İster inanın ister inanmayın, Türkiye Cumhurbaşkanı Recep Tayyip Erdoğan bunu böyle görüyor. 1 Şubat'ta polis kampüse baskın düzenledi ve bir hükümete sadık görevlinin rektör olarak atanmasını protesto eden düzinelerce öğrenciyi gözaltına aldı. Protestolar bir aydan fazla süredir düzenli olarak gerçekleşiyor. Mekke'nin kalbindeki siyah küp Kabe'nin yanında gökkuşağı bayrağı bulunan bir sanat sergisi düzenleyen dört öğrencinin tutuklanmasının ardından kızıştılar. Türkiye İçişleri Bakanı öğrencilere “ lgbt sapıklar” dedi. Erdoğan protestocuları (en az 600'ü gözaltına alındı) teröristlerle karşılaştırdı. 3 Şubat'ta " lgbt diye bir şey yok " dedi. (Var olduğunu düşünmediği bir şey için neden bu kadar üzgün olduğu bir sır olarak kalır.)

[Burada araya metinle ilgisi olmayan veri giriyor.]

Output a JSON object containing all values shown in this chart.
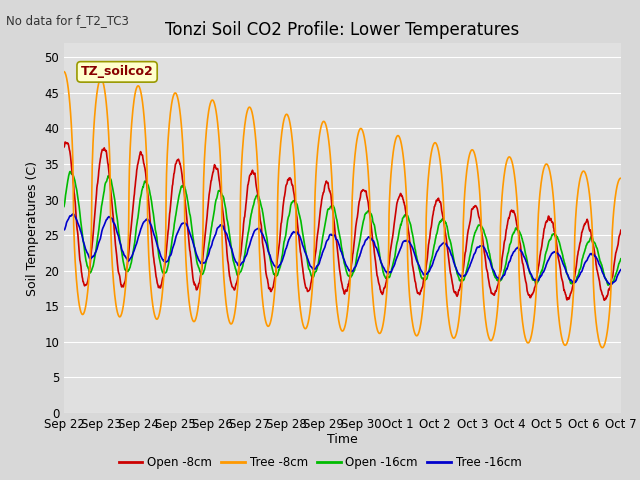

BBC İzleme Servisi: 'Türkiye'nin ekonomik sıkıntıları artarken Erdoğan kutuplaşmayı keskinleştirmeye mi çalışıyor?'
Haberin kaynağına gitmek için buraya tıklayın
Cumhurbaşkanı Recep Tayyip Erdoğan, son haftalarda, özellikle de Boğaziçi Üniversitesi protestolarının başlaması sonrası öfkeli konuşmalarının dozunu yükseltti.
Yetkililer protestoları, "terörle bağlantılı" olduğunu söyleyerek kınadı, yüzlerce kişi gözaltına alındı ve geleneksel dini değerlerle "öfkeli bir azınlık" olarak nitelenen göstericiler karşı karşıya konuldu.
Bu sert ton yeni değil. Erdoğan, siyasi muhaliflerini eleştirmek için uzun zamandır son derece ayrıştırıcı bir dil kullanıyor.
Fakat son zamanlarda yoğunlaşan söylemler, iktidardaki Adalet ve Kalkınma Partisi'nin (AKP), hükümet olduğu ilk yıllarda teknokratik bir ekonomik gelişmeye öncelik veren ve toplumu bölen kimlik sorunlarını öne çıkarmayan çizgisine kıyasla 180 derecelik bir değişimi tamamlıyor.